Mediumistic phenomena that come directly under the observation, notably those I have described some pages back, have for me the stamp of absolute certainty and incontestability, and amply suffice to prove that unknown physical forces exist outside of the ordinary and established domain of natural philosophy. As a principle, moreover, this is an unimpeachable tenet.[5]
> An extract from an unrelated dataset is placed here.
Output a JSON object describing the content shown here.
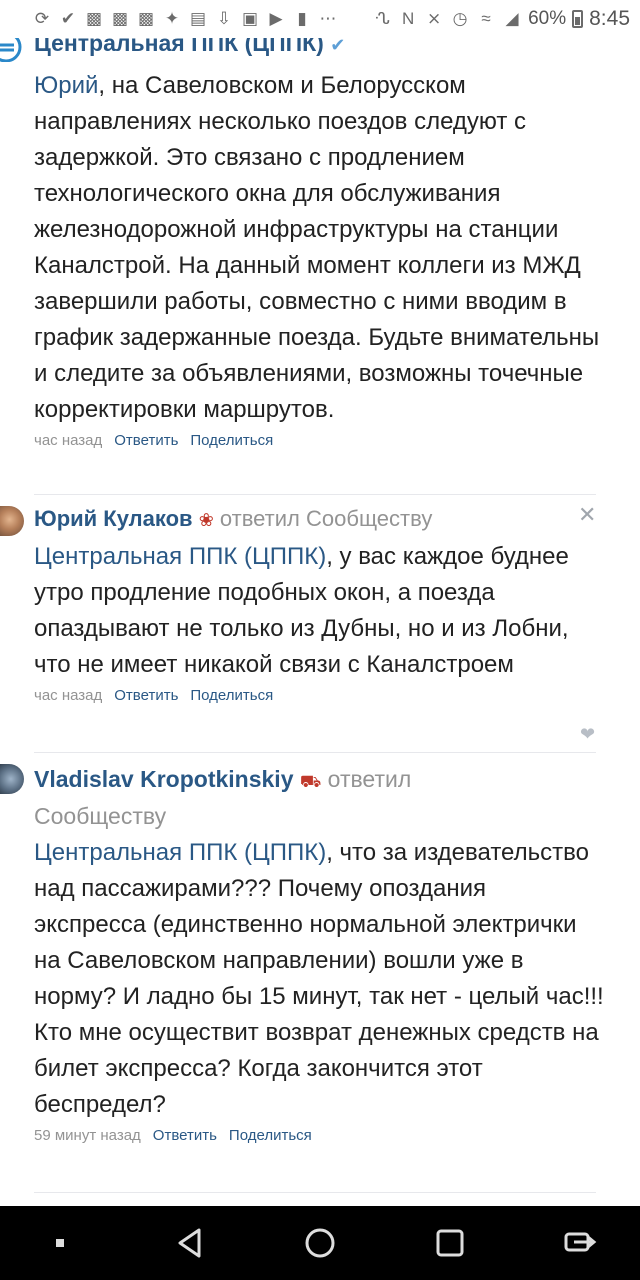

I could adduce still other instances, for example the following:

7. During séance experiments, phantoms often appear,—hands, arms, a head, a bust, an entire human figure. I was a witness of this thing, especially on July 27, 1897, at Montfort-l'Amaury (see [Chapter III]). M. de Fontenay having declared that he perceived an image or spirit over the table, between himself and me (we were sitting face to face, keeping watch over Eusapia, he holding one of her hands, and I the other), and I seeing nothing at all, I asked him to change places with me. And then I, too, perceived this spirit-shadow, the head of a bearded man, rather vaguely outlined, which was moving like a silhouette, advancing and retiring in front of a red lantern placed on a piece of furniture. I had not been able to see at first from where I sat, because the lantern was then behind me, and the spectral appearance was formed between M. de Fontenay and me. As this dark silhouette remained rather vague, I asked if I could not touch its beard. The medium replied, "Stretch out your hand." I then felt upon the back of my hand the brushing of a very soft beard.

This case did not have for me the same absolute certainty as the preceding. There are degrees in the feeling of security we have in observations. In astronomy, even, there are stars at the limit of visibility. And yet in the opinion of all the participators in the séance there was no trick. Besides, on another occasion, at my own home, I saw another figure, that of a young girl, as the reader will see in the [third chapter].
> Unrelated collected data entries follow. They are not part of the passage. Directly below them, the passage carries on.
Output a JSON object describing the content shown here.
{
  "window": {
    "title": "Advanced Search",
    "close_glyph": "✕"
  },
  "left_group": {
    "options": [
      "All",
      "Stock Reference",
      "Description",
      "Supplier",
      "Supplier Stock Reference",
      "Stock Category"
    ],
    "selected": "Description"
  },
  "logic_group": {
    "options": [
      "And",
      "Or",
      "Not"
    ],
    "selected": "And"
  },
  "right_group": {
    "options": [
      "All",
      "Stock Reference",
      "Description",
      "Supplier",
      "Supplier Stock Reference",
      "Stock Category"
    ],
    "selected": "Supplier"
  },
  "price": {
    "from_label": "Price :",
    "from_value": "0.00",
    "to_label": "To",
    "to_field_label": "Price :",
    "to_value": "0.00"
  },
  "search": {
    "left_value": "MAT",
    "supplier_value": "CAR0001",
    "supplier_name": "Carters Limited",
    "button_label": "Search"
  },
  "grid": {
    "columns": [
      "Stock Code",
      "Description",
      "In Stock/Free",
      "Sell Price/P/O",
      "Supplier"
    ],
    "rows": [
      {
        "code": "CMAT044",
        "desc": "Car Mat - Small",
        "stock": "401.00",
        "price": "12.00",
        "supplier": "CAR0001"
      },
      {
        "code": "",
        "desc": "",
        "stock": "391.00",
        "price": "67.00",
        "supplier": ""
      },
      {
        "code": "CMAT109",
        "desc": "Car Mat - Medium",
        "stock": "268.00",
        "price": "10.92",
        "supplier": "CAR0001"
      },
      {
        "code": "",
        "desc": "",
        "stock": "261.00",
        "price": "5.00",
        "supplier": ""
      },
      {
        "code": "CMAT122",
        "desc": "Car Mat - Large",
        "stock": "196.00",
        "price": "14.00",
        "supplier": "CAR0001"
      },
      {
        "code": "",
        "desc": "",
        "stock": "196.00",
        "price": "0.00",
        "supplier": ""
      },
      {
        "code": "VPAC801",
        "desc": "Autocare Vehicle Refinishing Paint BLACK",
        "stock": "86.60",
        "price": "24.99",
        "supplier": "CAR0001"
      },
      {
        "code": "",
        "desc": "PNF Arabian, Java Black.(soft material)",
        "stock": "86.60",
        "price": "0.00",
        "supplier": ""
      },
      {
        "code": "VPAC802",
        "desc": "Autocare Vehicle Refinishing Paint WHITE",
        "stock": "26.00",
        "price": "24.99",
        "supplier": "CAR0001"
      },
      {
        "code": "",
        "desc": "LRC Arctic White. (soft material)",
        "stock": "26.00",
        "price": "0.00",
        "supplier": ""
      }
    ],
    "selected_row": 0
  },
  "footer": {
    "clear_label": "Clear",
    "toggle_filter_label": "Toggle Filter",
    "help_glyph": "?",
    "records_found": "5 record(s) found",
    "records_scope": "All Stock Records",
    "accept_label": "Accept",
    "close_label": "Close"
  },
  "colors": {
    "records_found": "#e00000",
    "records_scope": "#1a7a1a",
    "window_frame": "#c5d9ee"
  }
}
8. That same day, at Montfort, in the course of the conversation, some one recalled the circumstance that the "spirits" have sometimes impressed on paraffin or putty or clay the print of their head or of their hands,—a thing that seems in the last degree absurd. But we bought some putty at a glazier's and fixed up in a wooden box a perfectly soft cake. At the end of the séance there was the imprint of a head, of a face, in this putty. In this case, no more than in the other, am I absolutely certain there was no trickery. We will speak of it farther on.
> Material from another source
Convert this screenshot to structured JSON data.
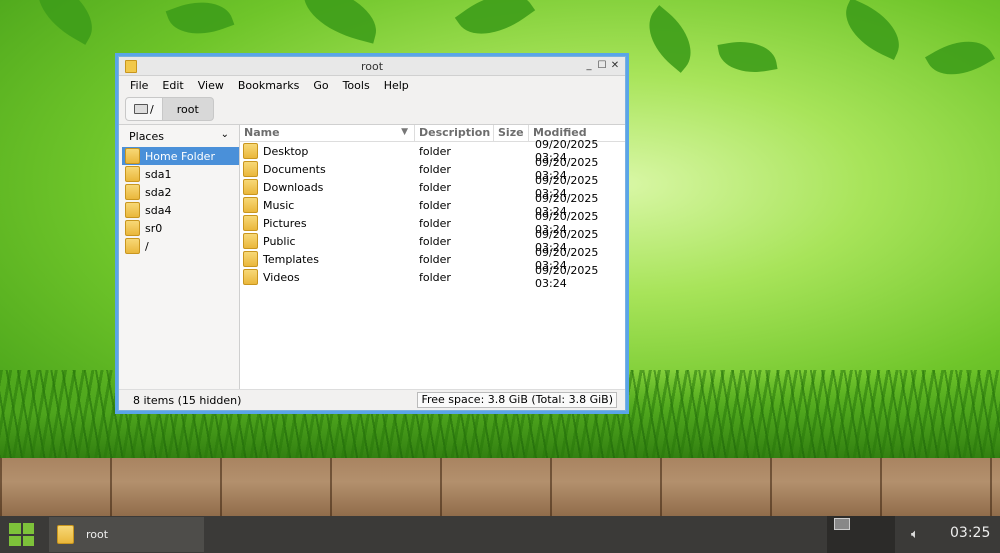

Other manifestations will be noted in subsequent pages of this book. Stopping right here, for the present, at the special point of view of the proved existence of unknown forces, I will confine myself to the six preceding cases, regarding them as incontestable, in the judgment of any man of good faith or of any observer. If I have considered these particular cases so early in the work, it is in response to readers of my works who have been begging me for a long time to give my personal observations.

The simplest of these manifestations—that of raps, for example—is not a negligible asset. There is no doubt that it is one or another of the experimenters, or their dynamic resultant, that raps in the table without knowing how. So, even if it should be a psychic entity unknown to the mediums, it evidently makes use of them, of their physiological properties. Such a fact is not without scientific interest. The denials of scepticism prove nothing, unless it be that the deniers themselves have not observed the phenomena.

I have no other aim in this first chapter than to give a preliminary summary of the observed facts.